Her organization, Women Defend Rojava, has written a letter to the UN Security Council “demanding several very concrete things that could put an end to the ethnic cleansing and the occupation” and putting pressure on UN participating nations to condemn Turkey’s actions. These demands include ending the Turkish occupation of Northeastern Syria, the UN providing border security, enforcement of a “no-fly zone,” formal disapproval of Turkish ethnic cleansing of the Kurdish people, and for the UN to consider “all ethnic groups of Syria and the elected women’s representatives.”

“Putting pressure on your representatives to in turn put pressure on those institutions to listen to these demands is really useful. It is really important that we have a unified voice. Even just writing letters, raising awareness is really important,” says Qercox.

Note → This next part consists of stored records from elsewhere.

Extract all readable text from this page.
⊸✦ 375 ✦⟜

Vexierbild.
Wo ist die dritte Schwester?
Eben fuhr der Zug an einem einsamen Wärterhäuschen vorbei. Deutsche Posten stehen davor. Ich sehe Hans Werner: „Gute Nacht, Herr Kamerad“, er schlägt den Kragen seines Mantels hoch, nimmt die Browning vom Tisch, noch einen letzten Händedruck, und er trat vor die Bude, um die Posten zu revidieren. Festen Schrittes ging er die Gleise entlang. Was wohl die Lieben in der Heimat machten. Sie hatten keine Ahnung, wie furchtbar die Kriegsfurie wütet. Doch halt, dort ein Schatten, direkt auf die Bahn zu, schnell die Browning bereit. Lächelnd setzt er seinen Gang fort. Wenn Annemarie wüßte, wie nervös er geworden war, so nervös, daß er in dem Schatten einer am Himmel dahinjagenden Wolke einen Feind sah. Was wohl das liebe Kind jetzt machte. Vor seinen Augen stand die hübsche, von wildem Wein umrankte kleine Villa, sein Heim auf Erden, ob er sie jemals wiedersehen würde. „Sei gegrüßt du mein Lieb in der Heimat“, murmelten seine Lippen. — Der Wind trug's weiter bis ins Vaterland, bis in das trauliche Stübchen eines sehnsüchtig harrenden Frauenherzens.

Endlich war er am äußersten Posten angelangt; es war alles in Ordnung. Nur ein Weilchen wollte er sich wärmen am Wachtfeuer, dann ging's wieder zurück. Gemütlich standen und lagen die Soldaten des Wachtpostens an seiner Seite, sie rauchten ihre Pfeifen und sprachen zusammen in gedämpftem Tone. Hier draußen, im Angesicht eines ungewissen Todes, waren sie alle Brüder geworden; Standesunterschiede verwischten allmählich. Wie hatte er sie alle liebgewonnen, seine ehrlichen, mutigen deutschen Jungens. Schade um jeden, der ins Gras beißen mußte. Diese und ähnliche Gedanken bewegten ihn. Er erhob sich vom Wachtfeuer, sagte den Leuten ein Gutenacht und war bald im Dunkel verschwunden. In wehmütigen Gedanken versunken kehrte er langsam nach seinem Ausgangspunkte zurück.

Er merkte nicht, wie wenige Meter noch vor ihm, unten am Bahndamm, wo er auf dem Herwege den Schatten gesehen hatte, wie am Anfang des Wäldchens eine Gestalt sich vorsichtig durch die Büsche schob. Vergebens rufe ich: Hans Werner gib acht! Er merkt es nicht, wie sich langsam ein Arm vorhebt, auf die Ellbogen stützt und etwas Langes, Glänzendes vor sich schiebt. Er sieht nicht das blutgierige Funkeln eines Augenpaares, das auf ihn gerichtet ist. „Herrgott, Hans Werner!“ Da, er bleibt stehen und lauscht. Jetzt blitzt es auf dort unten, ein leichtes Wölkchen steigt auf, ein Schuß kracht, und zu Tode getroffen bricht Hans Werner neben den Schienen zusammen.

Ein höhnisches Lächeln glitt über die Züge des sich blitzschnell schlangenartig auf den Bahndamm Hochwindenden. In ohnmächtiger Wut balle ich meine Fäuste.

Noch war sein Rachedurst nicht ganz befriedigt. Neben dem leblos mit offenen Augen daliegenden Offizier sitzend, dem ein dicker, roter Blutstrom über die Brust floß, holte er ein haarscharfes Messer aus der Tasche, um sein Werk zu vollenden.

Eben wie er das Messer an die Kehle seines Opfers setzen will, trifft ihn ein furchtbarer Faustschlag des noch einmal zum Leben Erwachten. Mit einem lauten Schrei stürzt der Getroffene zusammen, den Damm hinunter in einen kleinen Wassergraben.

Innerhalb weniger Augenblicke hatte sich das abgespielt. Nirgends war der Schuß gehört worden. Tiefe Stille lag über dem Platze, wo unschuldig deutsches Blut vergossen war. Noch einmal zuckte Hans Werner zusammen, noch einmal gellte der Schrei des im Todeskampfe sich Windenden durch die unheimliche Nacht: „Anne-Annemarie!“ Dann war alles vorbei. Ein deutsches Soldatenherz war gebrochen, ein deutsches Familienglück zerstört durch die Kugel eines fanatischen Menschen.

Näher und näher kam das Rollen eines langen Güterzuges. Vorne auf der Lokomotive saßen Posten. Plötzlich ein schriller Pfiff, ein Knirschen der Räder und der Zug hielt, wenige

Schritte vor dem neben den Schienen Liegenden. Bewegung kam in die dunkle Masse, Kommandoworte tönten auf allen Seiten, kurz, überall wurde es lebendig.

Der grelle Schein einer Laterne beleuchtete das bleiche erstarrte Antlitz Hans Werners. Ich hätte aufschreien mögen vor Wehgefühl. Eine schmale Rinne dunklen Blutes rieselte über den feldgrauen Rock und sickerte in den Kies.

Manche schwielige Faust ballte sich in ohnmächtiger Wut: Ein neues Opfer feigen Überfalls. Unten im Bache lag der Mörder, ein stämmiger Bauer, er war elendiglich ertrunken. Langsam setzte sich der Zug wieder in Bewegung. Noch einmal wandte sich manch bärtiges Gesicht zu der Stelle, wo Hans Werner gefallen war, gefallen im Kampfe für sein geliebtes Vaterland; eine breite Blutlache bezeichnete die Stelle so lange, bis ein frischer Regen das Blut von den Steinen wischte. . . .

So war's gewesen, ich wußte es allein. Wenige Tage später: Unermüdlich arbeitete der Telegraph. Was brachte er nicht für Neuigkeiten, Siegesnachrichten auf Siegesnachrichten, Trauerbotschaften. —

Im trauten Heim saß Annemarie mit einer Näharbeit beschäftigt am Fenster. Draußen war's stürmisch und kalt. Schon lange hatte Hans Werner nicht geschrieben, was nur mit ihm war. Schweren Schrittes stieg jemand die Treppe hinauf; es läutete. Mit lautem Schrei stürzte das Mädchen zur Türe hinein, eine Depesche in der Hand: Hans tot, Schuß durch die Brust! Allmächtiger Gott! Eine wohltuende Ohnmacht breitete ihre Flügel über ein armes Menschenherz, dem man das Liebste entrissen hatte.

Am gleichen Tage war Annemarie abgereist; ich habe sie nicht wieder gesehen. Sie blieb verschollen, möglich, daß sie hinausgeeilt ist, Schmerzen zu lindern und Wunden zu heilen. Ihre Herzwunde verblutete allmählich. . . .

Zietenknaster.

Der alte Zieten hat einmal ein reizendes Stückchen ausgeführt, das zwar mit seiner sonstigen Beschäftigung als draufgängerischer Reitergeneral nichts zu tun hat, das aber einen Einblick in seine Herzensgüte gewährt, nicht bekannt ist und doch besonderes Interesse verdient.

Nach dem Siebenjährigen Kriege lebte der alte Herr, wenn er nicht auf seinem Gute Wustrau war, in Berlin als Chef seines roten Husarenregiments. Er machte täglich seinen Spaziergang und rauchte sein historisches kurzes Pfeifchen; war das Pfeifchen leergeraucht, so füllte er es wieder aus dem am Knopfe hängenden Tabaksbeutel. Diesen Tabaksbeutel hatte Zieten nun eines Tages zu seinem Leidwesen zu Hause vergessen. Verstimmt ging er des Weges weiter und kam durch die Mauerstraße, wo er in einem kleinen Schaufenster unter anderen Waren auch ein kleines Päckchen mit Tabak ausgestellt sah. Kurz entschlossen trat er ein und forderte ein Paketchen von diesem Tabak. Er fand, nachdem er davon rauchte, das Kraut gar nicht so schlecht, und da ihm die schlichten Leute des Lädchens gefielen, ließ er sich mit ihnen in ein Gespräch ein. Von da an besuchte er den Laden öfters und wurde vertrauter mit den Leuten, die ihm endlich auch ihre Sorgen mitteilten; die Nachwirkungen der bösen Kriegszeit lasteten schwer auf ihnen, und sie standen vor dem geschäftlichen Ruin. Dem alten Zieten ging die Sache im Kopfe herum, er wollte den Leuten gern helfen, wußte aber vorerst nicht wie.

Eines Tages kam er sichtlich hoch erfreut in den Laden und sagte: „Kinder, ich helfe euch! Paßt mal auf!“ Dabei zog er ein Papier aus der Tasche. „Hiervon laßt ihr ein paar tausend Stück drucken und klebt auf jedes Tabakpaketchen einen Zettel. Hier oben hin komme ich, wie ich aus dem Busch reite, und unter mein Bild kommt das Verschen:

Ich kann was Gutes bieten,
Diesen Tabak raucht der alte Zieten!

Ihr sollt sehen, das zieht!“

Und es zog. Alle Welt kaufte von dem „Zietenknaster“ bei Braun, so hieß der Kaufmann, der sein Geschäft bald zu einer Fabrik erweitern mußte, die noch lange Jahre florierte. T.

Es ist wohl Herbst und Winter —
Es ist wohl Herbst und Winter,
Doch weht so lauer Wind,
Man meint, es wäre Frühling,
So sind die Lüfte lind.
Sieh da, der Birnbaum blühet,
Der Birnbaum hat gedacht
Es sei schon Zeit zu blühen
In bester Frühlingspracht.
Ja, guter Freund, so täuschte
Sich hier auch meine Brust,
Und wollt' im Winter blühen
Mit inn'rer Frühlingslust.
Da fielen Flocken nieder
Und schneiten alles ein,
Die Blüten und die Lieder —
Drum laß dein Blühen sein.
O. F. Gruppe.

Activists are looking for concrete ways to disrupt Turkey’s ability to continue its operation in Syria, to influence the direction of North Atlantic Treaty Organization countries’ treatment of Syria and to end outside aggression against the area. While continued ceasefires are being discussed, the previous one was selectively observed and often still allowed air raids on civilian targets. Activists say something much more comprehensive is needed to protect and ensure the survival of the revolutionary area.

“The situation is very, very grave right now, and it’s really imperative for anybody who considers themselves a progressive to do whatever they can to intervene,” says Debbie Bookchin, a journalist and activist with the Defend Rojava campaign.

Bookchin added that progressives must organize on the long-term level, divesting from companies that do business with Turkey. In addition, she said people in Rojava have expressed that one of the things they most want from people in the West is for them to talk with each other about what Rojava’s model represents and how a direct democratic model could work in the United States. She said their message to people in the U.S. was:

“Take these politics back into your own communities. Do what we’re doing. Emphasize feminism. Emphasize ecology. Emphasize direct democracy.”